Un peu à droite de la Cordillère
Par Etienne FILLOL, vendredi 31 août 2007 à 16:46 :: politique
Bien sûr, il est toujours délicat de juger les évènements d'un pays à l'aune de sa propre lorgnette franchouillarde. Bien sûr, les médias nationaux ne rapportent du monde qu'ils prétendent explorer qu'un petit nombre d'éléments, simplifiant nécessairement des informations qui sont plus complexes dans le détail que vus de notre côté de l'océan. Bien sûr, il faut éviter de piocher chez le voisin de quoi démontrer une idéologie prédéfinie en occultant sciemment ce qui contredirait notre raisonnement.
Mais tout de même...
Confortablement installé dans mon train de banlieue ce matin, parcourant d'un œil un peu distrait le journal gratuit[1] Matin Plus laissé sur un siège par un voyageur à l'esprit collectif, je m'arrête, page 14, sur une photo pleine page et sa légende : «Interpellations en masse lors de violentes manifestations au Chili ».
Un peu plus tard, fouillant le sujet dans d'autres médias, je m'attends à y découvrir des émeutes provoquées par des nostalgiques du régime de Pinochet ou une manifestation de notaires qui pleurent des avantages fiscaux qui diminueraient leurs richesses. Or de quoi s'agit-il ? De plusieurs centaines de milliers de manifestants de gauche (syndicats et parti socialiste en tête !) qui sont descendus dans la rue pour protester contre la politique libérale menée par la présidente « socialiste » Michelle Bachelet ! Voilà qui n'est pas banal : un pays où la gauche manifeste pour se plaindre que la gauche est de droite[2] !
Mais plus inquiétant encore est le fait que cette manifestation n'avait pas été autorisée par le gouvernement et a été dispersée par des forces de l'ordre particulièrement violentes, faisant 40 blessés et plusieurs centaines d'arrestations. De la part d'un gouvernement de gauche, prétendument progressiste, il y a de quoi être surpris, pour ne pas dire révulsé.

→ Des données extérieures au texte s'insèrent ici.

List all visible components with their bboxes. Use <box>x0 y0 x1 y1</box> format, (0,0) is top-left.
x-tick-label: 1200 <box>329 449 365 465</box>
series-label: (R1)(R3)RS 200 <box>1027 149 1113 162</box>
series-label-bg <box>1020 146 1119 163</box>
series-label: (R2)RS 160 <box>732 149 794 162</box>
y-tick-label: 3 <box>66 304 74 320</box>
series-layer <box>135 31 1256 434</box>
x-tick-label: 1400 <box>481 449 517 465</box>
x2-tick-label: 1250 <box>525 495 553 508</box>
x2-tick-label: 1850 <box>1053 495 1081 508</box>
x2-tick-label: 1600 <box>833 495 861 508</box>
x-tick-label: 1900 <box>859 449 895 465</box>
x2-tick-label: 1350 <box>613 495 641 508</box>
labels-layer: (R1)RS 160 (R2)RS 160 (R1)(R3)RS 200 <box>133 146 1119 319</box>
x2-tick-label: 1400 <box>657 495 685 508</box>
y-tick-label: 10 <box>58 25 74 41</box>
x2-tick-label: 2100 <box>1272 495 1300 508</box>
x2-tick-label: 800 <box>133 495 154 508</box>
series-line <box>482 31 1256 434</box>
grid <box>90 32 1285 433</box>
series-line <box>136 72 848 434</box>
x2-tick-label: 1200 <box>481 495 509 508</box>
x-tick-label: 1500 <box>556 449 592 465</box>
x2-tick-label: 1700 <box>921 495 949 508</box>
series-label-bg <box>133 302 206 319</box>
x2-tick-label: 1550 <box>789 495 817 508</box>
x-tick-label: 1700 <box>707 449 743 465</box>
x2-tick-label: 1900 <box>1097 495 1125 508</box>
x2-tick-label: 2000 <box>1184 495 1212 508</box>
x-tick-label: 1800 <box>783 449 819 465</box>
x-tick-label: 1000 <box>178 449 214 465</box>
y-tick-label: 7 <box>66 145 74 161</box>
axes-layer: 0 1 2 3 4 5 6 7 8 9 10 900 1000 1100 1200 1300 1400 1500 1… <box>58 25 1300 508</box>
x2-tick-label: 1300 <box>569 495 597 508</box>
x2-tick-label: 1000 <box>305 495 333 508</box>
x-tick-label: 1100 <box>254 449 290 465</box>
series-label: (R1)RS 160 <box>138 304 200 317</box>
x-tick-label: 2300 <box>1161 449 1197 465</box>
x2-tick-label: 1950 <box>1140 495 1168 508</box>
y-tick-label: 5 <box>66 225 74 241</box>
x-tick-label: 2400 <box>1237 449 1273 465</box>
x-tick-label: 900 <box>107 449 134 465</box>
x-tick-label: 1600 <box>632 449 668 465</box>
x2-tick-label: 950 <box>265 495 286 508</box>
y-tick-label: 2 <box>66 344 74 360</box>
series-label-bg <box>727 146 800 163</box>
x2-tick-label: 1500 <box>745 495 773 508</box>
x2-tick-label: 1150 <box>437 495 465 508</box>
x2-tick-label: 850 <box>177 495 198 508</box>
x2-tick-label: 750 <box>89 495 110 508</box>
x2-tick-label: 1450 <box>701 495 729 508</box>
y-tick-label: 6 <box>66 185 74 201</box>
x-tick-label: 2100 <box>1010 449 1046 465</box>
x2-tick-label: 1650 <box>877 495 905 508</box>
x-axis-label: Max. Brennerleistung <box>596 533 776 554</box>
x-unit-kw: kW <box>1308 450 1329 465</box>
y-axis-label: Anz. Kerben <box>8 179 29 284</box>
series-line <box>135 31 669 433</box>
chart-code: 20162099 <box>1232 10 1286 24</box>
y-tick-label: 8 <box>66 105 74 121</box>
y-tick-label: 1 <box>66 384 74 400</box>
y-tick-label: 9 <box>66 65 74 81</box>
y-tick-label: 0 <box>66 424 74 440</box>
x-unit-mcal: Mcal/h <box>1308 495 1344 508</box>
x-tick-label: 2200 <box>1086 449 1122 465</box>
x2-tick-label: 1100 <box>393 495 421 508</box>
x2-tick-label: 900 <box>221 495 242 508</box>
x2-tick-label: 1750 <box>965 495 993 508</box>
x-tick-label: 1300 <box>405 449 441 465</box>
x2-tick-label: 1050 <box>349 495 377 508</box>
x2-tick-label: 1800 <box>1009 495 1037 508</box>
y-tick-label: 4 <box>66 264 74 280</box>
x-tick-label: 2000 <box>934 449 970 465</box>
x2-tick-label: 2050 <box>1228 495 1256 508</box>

Déjà il y a quelques temps, la grande grève de plusieurs semaines dans le secteur minier au Chili nous avait montré les signes d'un gouvernement réputé de gauche mais particulièrement peu enclin à combattre le libéralisme. Les événements de ces derniers jours en sont une nouvelle démonstration : Le Chili est un état plutôt prospère en Amérique du Sud et ceux qui ont voté pour une politique solidaire ne comprennent pas qu'un gouvernement de gauche n'applique pas les promesses de redistribution des richesses. En période de crise, ce serait difficile à avaler mais en phase de prospérité relative (comme c'est le cas actuellement au Chili où la croissance dépasse 6%), cela confine à la faute politique majeure.
Encore une fois, au Chili comme ailleurs, aujourd'hui comme toujours, la gauche qui, par faiblesse ou par cynisme, de manière active ou passive, se fourvoie dans un néo-libéralisme attristant, fait le jeu de la droite et des plus nantis et agit contre son propre peuple. Que les socialistes français qui, à l'hiver 2006, ont fièrement affiché leur soutien à Michelle Bachelet lors de sa campagne électorale chilienne s'en souviennent et tournent le dos à cette facilité qui consiste à ne combattre le laisser-faire économique qu'avec des pincettes.
C'est un hasard, mais qui s'étonnera que Dominique Strauss-Kahn, candidat à la direction du Fonds Monétaire International, se soit rendu, juste après ces évènements, à Santiago où Michelle Bachelet lui a exprimé son soutien dans sa quête du poste le plus libéral de la planète ?
La gauche, quand elle n'est pas elle-même, quand elle trahit sa propre histoire et les siens, se reconnaît décidément où qu'elle soit sur la planète. Et alors elle fait honte à voir.